UPDATE, 7:05 AM: CEO David Zaslav refused to put any daylight between himself and Oprah Winfrey as analysts in a conference call this morning asked for more insight into the prospects for their struggling OWN joint venture. Now that Winfrey is running the operation, it has “a team she has confidence in, and I have confidence in,” he said. He sidestepped a question about whether Discovery has the right to terminate its agreement with Winfrey, or to re-purpose the channel — for example by moving it to the Web. “We’re up for about a year,” he says. “If we grow a meaningful audience, and we think we will, this will be a significant asset.” Zaslav says that the channel “learned a great deal about its audience” last year and is “off to a nice start in 2012” with returning shows including Our America With Lisa Ling and Sweetie Pie. Also, “Oprah will be featured in additional formats. … We’re excited to grow this network in 2012.” The company says that, as a matter of policy, it doesn’t break out profits for individual channels.
Zaslav was more optimistic than most other execs have been this earnings season about the ad market. He says that scatter pricing in Q4 was “strong throughout the quarter” and up 17% vs the upfront market — and he expects “a strong and steady scatter price environment” in 2012. Discovery benefited from the growing ratings at many of its smaller networks including Discovery Fit & Health and Velocity. The Hub, Discovery’s kids’ channel joint venture with Hasbro, has built its audience every quarter. In Q4 — the first opportunity to make a year-over-year comparison — it was up 31% in total day viewing among kids 11 and under. But Zaslav lavished most of his praise on ID: Investigation Discovery, which he called the largest driver of the company’s ad growth. The channel “is enormously strong in daytime,” he says. It has grown so quickly, though, that “it’s going to take a while for us to get the (ad rate) where we think it should be.”
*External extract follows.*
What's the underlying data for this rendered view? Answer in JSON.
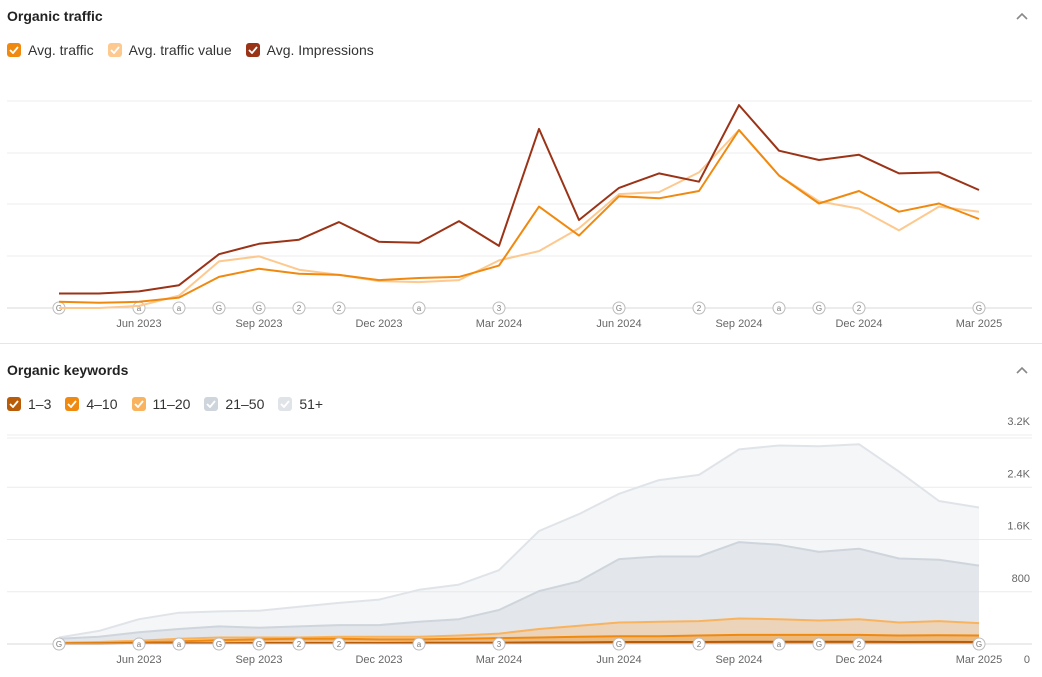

On other matters, Zaslav says he expects to see a big increase in 2012 in payments for his channels and programming. Netflix should face new competitors who’ll want Discovery’s content. “We’re in discussions with a number of players for a window similar to Netflix” which gets Discovery shows about 18 months after they’ve run on pay TV. The company has seen no evidence to indicate that the digital platforms cannibalize conventional TV viewers “but we’re going to watch it.” Discovery also could see a big bump in the fees pay TV companies pay as carriage agreements begin to come up for renewal later this year. Although Discovery won’t say when specific deals expire, Zaslav says that each agreement encompasses all of his channels. “We’ll be looking for a lot more value and we’ll see how it goes.” He also plans to drive a hard bargain for pay TV companies that want to stream Discovery shows to subscribers on their TV Everywhere platforms. “Our existing deals do not provide” TV Everywhere streaming rights, Zaslav says. Although he likes the initiatives, which could boost viewership, he says Discovery wants to be paid. “Right now we’re in discussion as to what’s the value.”
PREVIOUS, 4:09 AM: The cable network company credits strong ad sales — as well as $109M from foreign tax credits — for its year end performance. Discovery generated net income of $337M, up 71.1% vs the Q4 period in 2010, on revenues of $1.1B, up 10.5%. The revenue figure nearly matched the consensus forecast among analysts following the company. But earnings at 86 cents a share handily beat the 69 cents that the Street expected. Discovery’s U.S. networks were a big driver of the revenue growth, with $677M, up 11%. The company says that ad sales rose 13% to $364M as channels raised prices and still managed to sell out more of their inventory. Meanwhile, fees from pay TV providers were up 7% to $282M. The revenue figure does not include OWN, the joint venture with Oprah Winfrey. It was created in January 2010 from what had been the Discovery Health channel; if you take that out of the 2010 Q4 results, then ad sales would be up 17% with pay TV fees up 8%. Discovery also saw strong growth from its international networks where revenues were up 12% to $401M. That was largely based on an 18% increase in ad sales to $160M and a 10% jump in pay TV fees to $225M. CEO David Zaslav credits “the power and universal appeal of our non-fiction programming.” He adds that this year “we remain focused on taking market share globally while delivering value to our shareholders through sustained financial results and capital returns.” Discovery told investors that full year revenues in 2012 could go as high as $4.58B, which would be up 8%.